Nuru became Interim Director of the Department of Public Works in August 2011 when former DPW Director Ed Reiskin left to become Executive Director of the San Francisco Municipal Transportation Agency (SFMTA). As Interim Director, Nuru has been coordinating the expansion of DPWStat, a management tool that helps enhance service delivery efficiency and has shown to improve the department’s responsiveness to street cleaning, landscaping and pothole complaints, and identify areas of opportunity for new and ongoing challenges. In addition, Nuru is overseeing a departmental technology transformation to maximize efficiency and interagency coordination.

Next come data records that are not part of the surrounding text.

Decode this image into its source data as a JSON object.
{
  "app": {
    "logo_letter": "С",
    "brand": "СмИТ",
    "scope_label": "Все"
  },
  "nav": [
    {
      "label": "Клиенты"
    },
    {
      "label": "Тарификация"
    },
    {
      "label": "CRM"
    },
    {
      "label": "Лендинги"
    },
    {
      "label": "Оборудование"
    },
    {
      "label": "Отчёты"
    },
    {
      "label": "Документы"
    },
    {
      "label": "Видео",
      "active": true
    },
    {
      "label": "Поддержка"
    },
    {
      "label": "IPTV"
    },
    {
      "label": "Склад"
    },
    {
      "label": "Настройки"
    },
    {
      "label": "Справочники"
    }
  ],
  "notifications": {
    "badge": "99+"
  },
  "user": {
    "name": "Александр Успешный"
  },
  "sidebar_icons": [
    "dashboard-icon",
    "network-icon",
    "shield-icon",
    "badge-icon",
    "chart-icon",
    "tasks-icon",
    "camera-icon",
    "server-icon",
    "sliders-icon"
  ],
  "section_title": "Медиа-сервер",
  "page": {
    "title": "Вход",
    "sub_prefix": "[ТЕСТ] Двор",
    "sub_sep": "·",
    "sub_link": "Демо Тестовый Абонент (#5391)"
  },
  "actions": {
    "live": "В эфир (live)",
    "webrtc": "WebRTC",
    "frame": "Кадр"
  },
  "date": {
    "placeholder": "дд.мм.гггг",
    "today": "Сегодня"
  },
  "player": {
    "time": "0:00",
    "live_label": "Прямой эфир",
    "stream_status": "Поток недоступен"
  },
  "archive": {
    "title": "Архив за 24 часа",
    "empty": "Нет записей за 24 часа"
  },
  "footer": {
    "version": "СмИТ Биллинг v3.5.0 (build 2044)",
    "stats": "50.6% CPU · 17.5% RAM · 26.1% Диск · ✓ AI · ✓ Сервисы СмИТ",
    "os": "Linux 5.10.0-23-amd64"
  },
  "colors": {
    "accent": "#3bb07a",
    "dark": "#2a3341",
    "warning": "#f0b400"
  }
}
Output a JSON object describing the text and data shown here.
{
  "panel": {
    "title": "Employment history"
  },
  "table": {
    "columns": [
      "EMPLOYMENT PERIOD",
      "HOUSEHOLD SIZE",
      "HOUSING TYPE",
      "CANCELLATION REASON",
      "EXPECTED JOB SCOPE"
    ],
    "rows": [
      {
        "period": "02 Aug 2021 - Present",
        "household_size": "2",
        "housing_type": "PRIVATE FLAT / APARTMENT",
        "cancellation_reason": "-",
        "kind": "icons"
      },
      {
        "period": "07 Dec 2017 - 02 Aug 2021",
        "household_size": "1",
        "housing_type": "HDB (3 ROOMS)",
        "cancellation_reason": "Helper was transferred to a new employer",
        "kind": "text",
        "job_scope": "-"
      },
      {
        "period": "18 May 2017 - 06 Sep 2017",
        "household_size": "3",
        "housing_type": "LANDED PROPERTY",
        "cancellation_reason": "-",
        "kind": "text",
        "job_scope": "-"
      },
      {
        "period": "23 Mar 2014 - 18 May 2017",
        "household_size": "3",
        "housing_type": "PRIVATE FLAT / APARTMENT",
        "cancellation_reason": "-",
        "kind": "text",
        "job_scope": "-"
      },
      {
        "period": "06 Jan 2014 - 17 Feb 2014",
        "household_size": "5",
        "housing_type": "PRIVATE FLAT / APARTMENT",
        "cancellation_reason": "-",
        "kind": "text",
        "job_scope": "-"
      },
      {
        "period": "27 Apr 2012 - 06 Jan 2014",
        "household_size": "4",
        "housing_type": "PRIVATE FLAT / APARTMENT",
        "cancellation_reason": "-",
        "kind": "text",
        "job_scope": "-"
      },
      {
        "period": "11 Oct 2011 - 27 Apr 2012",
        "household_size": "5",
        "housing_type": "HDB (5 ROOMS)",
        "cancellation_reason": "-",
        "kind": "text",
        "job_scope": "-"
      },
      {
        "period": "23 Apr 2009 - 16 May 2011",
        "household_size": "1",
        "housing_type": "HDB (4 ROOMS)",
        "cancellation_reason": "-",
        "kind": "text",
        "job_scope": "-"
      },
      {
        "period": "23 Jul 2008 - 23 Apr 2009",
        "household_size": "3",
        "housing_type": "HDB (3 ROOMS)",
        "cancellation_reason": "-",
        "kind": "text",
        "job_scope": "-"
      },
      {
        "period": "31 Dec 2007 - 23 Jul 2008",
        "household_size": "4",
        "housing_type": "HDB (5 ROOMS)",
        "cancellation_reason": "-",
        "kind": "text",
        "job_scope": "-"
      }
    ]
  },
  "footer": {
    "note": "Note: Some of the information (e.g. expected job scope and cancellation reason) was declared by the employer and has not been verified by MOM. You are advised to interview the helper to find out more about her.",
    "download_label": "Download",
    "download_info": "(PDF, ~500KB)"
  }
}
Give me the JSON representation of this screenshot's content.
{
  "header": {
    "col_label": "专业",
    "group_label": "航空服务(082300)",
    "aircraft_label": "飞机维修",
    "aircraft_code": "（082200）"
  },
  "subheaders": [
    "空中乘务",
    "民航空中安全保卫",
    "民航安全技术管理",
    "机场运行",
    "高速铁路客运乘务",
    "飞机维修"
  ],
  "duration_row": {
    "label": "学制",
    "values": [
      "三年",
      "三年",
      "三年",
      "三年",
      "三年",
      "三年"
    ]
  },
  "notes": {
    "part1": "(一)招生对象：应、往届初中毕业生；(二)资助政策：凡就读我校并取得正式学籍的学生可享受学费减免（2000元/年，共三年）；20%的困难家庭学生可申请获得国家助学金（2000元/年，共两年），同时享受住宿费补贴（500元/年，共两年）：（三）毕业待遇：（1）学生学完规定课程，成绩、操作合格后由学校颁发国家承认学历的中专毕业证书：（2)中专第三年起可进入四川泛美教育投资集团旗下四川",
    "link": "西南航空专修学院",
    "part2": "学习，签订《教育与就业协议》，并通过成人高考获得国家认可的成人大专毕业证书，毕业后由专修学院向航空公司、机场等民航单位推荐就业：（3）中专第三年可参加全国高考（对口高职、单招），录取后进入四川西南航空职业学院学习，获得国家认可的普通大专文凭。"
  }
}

In 2011, DPW engaged a record number of 6,600 volunteers in neighborhood cleanup and beautification efforts – a 66% increase in volunteers from the last year. Nuru manages and initiated several apprenticeship programs that give job training and have created over 150 jobs, and he also oversees the $248 million Road Repaving and Street Safety Bond, approved by voters in November 2011, that will repave streets and improve streetscapes throughout San Francisco.
During Nuru’s eleven years of service to DPW as Deputy Director for Operations, he worked closely with the City’s diverse communities, city agencies, businesses, and nonprofit groups to develop innovative programs to ensure and maintain a safe, clean, functional infrastructure. Nuru coordinated the popular Community Clean Team neighborhood volunteer cleanup events, ran the Mayor’s Corridors Program that maintains the City’s busiest merchant thoroughfares, and expanded partnerships with the communities to green sidewalks, street medians and underutilized street parks.
“Mohammed Nuru has shown an amazing capacity to recognize the needs of the neighborhoods, and he compliments that with a keen understanding of how the City operates,” said Middle Polk Neighborhood Association Chairperson Dawn Trennert. “This makes implementing solutions to complex, challenging issues easier and more timely. Our neighborhood group has worked with Mohammed on issues from simple, routine cleaning initiatives to piloting innovative new programs.”